Jefferies' note pointed out a positive shift in the past year, witnessing a remarkable 300 basis points (bps) improvement in deposit growth to 13 per cent YoY. This surge was attributed to improved GDP growth and a shift in financial savings from gold and land investments.
While acknowledging this progress, the brokerage firm highlighted that although the wedge between banks' credit and deposit growth has reduced from over 700 bps to 300 bps, the gap remains negative. This continues to pose a challenge for banks in sourcing funds to facilitate their growth strategies.
Moreover, Jefferies highlighted that recent interactions with banks revealed limited visibility on liquidity easing.
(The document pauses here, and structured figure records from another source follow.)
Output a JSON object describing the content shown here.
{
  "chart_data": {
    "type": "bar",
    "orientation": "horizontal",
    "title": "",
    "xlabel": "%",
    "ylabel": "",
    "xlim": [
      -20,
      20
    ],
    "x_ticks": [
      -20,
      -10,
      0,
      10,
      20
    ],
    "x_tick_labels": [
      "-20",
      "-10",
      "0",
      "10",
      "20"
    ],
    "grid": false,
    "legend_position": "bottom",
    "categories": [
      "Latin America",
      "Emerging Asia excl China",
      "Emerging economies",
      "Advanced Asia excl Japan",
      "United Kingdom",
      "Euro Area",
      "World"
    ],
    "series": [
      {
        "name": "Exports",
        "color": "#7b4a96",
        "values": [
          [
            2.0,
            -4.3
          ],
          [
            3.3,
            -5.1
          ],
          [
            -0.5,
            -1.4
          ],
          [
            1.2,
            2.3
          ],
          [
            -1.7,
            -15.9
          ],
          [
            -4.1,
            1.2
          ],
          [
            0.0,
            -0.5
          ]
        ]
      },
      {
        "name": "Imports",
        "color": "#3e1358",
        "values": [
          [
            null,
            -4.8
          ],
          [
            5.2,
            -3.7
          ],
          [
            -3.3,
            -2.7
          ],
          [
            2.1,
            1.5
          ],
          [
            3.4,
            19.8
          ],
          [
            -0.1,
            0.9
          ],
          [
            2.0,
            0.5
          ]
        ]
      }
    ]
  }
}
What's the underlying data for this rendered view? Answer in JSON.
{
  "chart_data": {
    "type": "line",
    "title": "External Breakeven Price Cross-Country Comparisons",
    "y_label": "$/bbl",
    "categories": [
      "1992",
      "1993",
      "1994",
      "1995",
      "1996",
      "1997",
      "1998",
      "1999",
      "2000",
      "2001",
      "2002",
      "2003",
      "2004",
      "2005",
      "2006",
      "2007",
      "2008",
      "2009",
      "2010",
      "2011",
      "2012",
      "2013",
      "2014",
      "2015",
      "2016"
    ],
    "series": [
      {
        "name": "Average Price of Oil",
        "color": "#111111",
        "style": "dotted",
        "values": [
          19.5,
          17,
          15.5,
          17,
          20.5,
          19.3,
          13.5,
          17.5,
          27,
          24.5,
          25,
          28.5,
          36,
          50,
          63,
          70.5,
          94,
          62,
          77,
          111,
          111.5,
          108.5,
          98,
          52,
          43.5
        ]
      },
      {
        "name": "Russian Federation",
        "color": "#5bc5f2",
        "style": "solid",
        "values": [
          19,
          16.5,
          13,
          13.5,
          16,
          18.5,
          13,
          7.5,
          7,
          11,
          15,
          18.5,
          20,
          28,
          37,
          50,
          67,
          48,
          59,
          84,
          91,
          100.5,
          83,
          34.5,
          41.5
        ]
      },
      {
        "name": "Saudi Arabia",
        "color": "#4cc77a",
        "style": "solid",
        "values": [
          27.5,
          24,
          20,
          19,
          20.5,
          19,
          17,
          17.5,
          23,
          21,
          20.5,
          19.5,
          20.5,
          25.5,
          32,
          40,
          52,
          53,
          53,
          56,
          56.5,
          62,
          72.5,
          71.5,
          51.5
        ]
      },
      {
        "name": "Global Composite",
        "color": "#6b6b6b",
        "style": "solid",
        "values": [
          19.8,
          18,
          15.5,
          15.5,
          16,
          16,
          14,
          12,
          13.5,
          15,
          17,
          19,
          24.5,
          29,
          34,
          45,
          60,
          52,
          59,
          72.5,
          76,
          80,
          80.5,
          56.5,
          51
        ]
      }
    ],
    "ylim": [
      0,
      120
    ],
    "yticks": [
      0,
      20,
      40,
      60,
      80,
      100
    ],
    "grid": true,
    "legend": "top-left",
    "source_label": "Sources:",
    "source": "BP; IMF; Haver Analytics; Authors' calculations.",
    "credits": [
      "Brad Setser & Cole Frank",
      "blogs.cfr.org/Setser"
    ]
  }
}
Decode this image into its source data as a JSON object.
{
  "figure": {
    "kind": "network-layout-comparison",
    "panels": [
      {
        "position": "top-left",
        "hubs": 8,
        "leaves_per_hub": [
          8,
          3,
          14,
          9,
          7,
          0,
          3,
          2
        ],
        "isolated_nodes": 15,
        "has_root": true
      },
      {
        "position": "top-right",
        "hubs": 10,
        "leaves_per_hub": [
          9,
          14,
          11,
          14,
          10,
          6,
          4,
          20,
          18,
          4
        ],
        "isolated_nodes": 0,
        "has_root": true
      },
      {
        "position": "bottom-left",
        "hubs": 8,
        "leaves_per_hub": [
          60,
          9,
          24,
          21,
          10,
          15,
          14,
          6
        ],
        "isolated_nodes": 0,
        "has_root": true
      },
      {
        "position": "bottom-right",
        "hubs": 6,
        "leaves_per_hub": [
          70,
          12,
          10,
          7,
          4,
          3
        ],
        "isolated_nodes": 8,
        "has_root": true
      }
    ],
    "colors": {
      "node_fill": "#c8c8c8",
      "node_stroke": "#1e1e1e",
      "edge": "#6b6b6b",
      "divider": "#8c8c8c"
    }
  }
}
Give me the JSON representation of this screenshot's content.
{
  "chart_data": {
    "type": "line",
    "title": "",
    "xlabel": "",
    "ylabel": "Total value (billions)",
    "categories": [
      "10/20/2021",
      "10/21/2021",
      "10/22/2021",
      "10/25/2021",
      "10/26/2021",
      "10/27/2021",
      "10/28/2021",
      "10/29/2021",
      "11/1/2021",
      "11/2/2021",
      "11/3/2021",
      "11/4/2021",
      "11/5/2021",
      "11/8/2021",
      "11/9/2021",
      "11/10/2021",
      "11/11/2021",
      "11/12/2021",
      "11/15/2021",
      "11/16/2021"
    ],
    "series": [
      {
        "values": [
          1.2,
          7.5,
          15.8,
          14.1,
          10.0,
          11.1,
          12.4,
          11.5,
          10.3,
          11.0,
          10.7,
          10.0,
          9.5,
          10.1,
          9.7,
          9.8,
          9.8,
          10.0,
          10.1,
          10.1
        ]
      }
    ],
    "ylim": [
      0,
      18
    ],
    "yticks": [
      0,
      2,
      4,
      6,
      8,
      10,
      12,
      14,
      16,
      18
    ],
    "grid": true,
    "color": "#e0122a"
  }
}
Consequently, banks are concentrating on enhancing retail deposit collection at their branches by offering higher rates and factoring in slightly reduced loan growth in their operational plans.
To alleviate some liquidity constraints, analysts suggested that an inflow of $20 billion in foreign liquidity into Government Securities (G-Secs) could assist in managing liquidity pressures. This would result from a blend of fresh money supply and a reduction in aggressive investment in G-Secs by foreign banks in India, whose investment portfolios have surged by 50 percent YoY.
While various banks are offering differing interest rates, there's a visible disparity between larger and smaller banks in terms of the rates offered. For larger banks, this disparity might lead to a more pronounced decline in the Casa ratio, impacting their source of low-cost funds due to the significant gap between term deposit and savings rates, currently at 350 bps.
Additionally, the rise in the cost of term deposits and the decline in Casa might impact Net Interest Margins (NIMs), posing a potential risk to margins. However, analysts anticipate this impact to be gradual, speculating that banks could offset it by slowing the growth of operating expenses and reducing credit costs.
In the past month, the Bank Nifty index has shown an 8 percent increase, slightly outpacing the 7 percent rise in the benchmark Nifty.